OpenAI’s surprising second place
OpenAI finishing just behind Perplexity caught more attention. The company is widely regarded as the consumer face of the AI revolution, with runaway adoption of ChatGPT and major enterprise deals.
Yet its soaring valuation and massive infrastructure commitments have fuelled quiet unease among some investors.
In a recent interview with investor Brad Gerstner, OpenAI CEO Sam Altman pushed back strongly against the idea that the company is overpriced.
Gerster asked: "How can a company with $13 billion in revenues make $1.4 trillion of spend commitments?"
Altman replied: "If you want to sell your shares, I'll find you a buyer. Enough."
Despite their place on the “most likely to fall” list, both OpenAI and Perplexity also appeared on the opposite end of the same survey as the companies attendees would bet on.
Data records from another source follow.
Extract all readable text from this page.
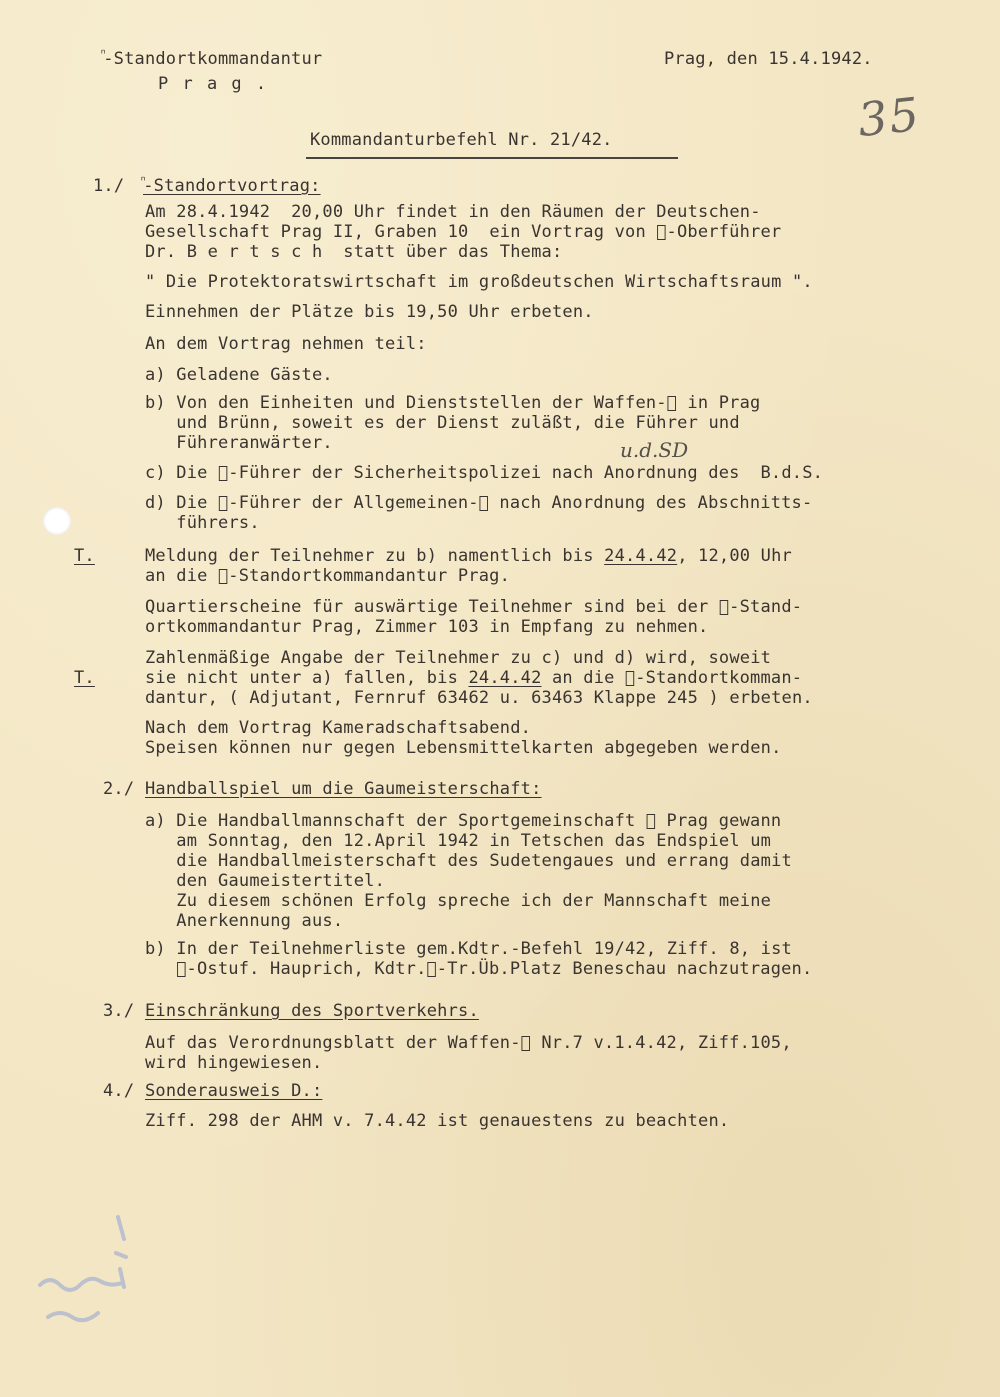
ᷠ-Standortkommandantur
P r a g .
Prag, den 15.4.1942.
35
Kommandanturbefehl Nr. 21/42.
1./ ᷠ-Standortvortrag:
Am 28.4.1942  20,00 Uhr findet in den Räumen der Deutschen-
Gesellschaft Prag II, Graben 10  ein Vortrag von ᷠ-Oberführer
Dr. B e r t s c h  statt über das Thema:
" Die Protektoratswirtschaft im großdeutschen Wirtschaftsraum ".
Einnehmen der Plätze bis 19,50 Uhr erbeten.
An dem Vortrag nehmen teil:
a) Geladene Gäste.
b) Von den Einheiten und Dienststellen der Waffen-ᷠ in Prag
und Brünn, soweit es der Dienst zuläßt, die Führer und
Führeranwärter.	u.d.SD
c) Die ᷠ-Führer der Sicherheitspolizei nach Anordnung des  B.d.S.
d) Die ᷠ-Führer der Allgemeinen-ᷠ nach Anordnung des Abschnitts-
führers.
T.	Meldung der Teilnehmer zu b) namentlich bis 24.4.42, 12,00 Uhr
an die ᷠ-Standortkommandantur Prag.
Quartierscheine für auswärtige Teilnehmer sind bei der ᷠ-Stand-
ortkommandantur Prag, Zimmer 103 in Empfang zu nehmen.
Zahlenmäßige Angabe der Teilnehmer zu c) und d) wird, soweit
T.	sie nicht unter a) fallen, bis 24.4.42 an die ᷠ-Standortkomman-
dantur, ( Adjutant, Fernruf 63462 u. 63463 Klappe 245 ) erbeten.
Nach dem Vortrag Kameradschaftsabend.
Speisen können nur gegen Lebensmittelkarten abgegeben werden.
2./ Handballspiel um die Gaumeisterschaft:
a) Die Handballmannschaft der Sportgemeinschaft ᷠ Prag gewann
am Sonntag, den 12.April 1942 in Tetschen das Endspiel um
die Handballmeisterschaft des Sudetengaues und errang damit
den Gaumeistertitel.
Zu diesem schönen Erfolg spreche ich der Mannschaft meine
Anerkennung aus.
b) In der Teilnehmerliste gem.Kdtr.-Befehl 19/42, Ziff. 8, ist
ᷠ-Ostuf. Hauprich, Kdtr.ᷠ-Tr.Üb.Platz Beneschau nachzutragen.
3./ Einschränkung des Sportverkehrs.
Auf das Verordnungsblatt der Waffen-ᷠ Nr.7 v.1.4.42, Ziff.105,
wird hingewiesen.
4./ Sonderausweis D.:
Ziff. 298 der AHM v. 7.4.42 ist genauestens zu beachten.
What industry leaders say about AI bubble
Across panels, speakers agreed that the AI sector is deep inside a bubble, but that bubbles are not inherently bad.
"I think every technology cycle, by definition, is a bubble. And the real question is, what are the enduring companies and how big will they be?" Kleiner Perkins partner Ilya Fushman told the audience, as reported by Business Insider.
Solo VC Elad Gil likened the moment to the late-1990s dotcom years. "There's going to be a few dozen things that become massive, a handful that will be truly outsize generational things, and then everything else is going to go away in one form or another," he said.